Clinical Abstracts

Clinical abstracts are meant to be short descriptions of a real open clinical problem, a prototype, or a deployment and should have a clinician as the first author.  We also welcome demonstrations of visualizations and other user-facing tools that are outside the scope of machine learning in healthcare but related to its use. We will reject clinical abstracts that are simply a machine learning/statistical analysis of health data.  (There are other venues for that.)

Full Papers

This document is intended to provide guidance -- both for authors and reviewers -- about what MLHC is looking for in papers.  (Recall that our mission, with regard to publications, is to be a top-quality venue for work at the intersection of machine learning and healthcare, to provide a space for technical contributions that impact real clinical problems.)

Blind your paper.

This sounds basic, but we’re seeing a large number of submissions with author names -- either in the author block or the headers.  Going forward, this will be grounds for automatic rejection. Don’t include your info! (Note: we understand that sometimes the cohort description makes it relatively easy to guess the authors.  We’re not talking about that here, we’re talking about actually including your name as an author.)

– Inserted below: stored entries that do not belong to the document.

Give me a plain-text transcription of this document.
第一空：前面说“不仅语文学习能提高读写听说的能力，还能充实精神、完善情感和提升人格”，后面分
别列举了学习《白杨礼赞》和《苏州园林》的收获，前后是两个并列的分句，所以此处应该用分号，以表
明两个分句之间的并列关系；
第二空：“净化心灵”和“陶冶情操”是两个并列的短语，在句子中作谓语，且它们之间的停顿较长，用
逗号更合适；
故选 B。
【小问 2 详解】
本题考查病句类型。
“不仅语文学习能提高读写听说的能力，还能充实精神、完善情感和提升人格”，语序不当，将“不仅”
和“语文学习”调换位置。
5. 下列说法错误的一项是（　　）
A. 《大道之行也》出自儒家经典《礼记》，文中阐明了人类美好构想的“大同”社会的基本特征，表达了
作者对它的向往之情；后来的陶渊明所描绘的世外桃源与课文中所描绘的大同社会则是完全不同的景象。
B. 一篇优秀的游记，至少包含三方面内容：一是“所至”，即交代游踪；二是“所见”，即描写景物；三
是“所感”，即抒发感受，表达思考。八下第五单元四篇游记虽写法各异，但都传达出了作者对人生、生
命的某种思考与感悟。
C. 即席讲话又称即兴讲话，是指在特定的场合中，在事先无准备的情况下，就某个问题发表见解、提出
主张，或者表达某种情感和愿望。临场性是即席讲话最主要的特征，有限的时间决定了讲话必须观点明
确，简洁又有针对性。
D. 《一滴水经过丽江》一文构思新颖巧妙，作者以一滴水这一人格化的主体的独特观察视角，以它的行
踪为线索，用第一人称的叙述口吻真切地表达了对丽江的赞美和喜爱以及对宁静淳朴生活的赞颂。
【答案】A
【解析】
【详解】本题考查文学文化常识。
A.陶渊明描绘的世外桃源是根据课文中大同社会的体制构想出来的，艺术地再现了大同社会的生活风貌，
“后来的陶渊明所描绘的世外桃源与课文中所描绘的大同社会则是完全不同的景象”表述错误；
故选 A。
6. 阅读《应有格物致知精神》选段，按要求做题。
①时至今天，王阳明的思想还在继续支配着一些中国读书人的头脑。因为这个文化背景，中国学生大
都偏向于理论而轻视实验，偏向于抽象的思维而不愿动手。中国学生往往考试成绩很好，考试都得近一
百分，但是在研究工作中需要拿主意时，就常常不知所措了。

Make the Clinical Relevance clear.   

A large number of papers failed to meet our bar because the clinical reviewer could not identify the clinical relevance of the work.  Sometimes, this was because the clinical relevance was quite limited: the authors were trying to solve a problem that wouldn’t help with improving healthcare, even down the road.  Much more often, it seemed to us, the authors failed to describe how the subproblem they were solving would help solve an important clinical problem in terms that a clinician could follow. Applying a machine learning method to a clinical data set is not sufficient to establish clinical relevance.  All research involves solving subproblems, that’s how we move science forward. However, it’s essential that the subproblem be convincingly connected to the broader context.

Example: Missing data is not a clinical problem.  Making a certain kind of prediction or decision that might impact care, in the presence of missing data, might be a clinical problem!

Relatedly, the paper must include sufficient detail for the clinician to feel confident about the quality of the evaluation.  That includes details about how the cohort (including cases and controls) were chosen, pre-processing details such as how missing data and censoring were handled, and choices of evaluation measures.  (Recall that our clinical reviewers come from all areas of medicine, and may not be experts in the specialty of your work.)

You should have a subsection in the introduction labeled “Clinical Relevance.”

Make the Technical Significance clear.

Level of Technical Innovation.  Many submissions applied state-of-the-art/existing techniques to a clinical problem.  Please note that if you do this, the bar for purely application papers MLHC is high: we expect to see some kind of prototype/qualitative pilot study, deployment, or real scientific discovery.  Being able to make slightly better predictions on an existing data set is not sufficient. It’s also insufficient that you were the first to apply fancy existing ML to your clinical problem, without a clear connection to how the better predictions make a significant clinical difference.  As an example of an application paper we loved, take a look at: http://proceedings.mlr.press/v56/Quinn16.pdf

We note that there are many excellent venues for applying ML to clinical problems (AMIA, clinical journals), and those may be a better home for these works.  Most MLHC papers contain some technical innovation - it may be modest, but there was something methodologically novel that was required to solve the problem.

Quality of Technical Description.  Among papers that did have some technical innovation, the most common failure mode was insufficient description.  Recall that MLHC has computational as well as clinical reviewers; while it is essential that the main ideas of both the problem and method, as well as the analysis and discussion, are presented in a way that clinicians can understand them, it is also essential that there exist sufficient technical details that a computational reviewer can feel confident about the quality of the work.  Thus, perhaps in appendices, include your technical details - how high dimensional were your feature sets?  What kinds of optimization/sampling methods were used? How were hyperparameters tuned?

It’s fine to reference other papers for details if certain parts are standard, but just make absolutely clear what you did!  

Evaluation.  Finally, there were a group of papers that seemed to be missing baselines and evaluation.  Certain areas of machine learning are fairly crowded: there has been a lot of work done on making predictions with and of missing data, on using CNNs for interpreting images.  In such cases, it is essential that the authors are aware of this earlier work, compare to it, and convince us that they are not reinventing the wheel.  A good MLHC paper will include (a) ablation studies to understand why their innovation helps, if there are multiple aspects to the innovation, (b) comparisons to strong baselines/cite previously published numbers on the same data sets to convince us of the quantitative value-add, and (c) some combination of detailed post-hoc analyses/qualitative studies/pilots that provide insight into how and when the innovation helps solve a real problem.  Specifically, we all know that health data is extremely messy.  Your evaluation should convince us that you are not just fitting to the noise.

You should have a subsection in the introduction labeled “Technical Significance.”

By Publication: Be fully in compliance with IRBs, DUAs, etc.

This sounds basic, but your paper should be in compliance with IRBs, DUAs, etc. that are relevant to your data and your institution.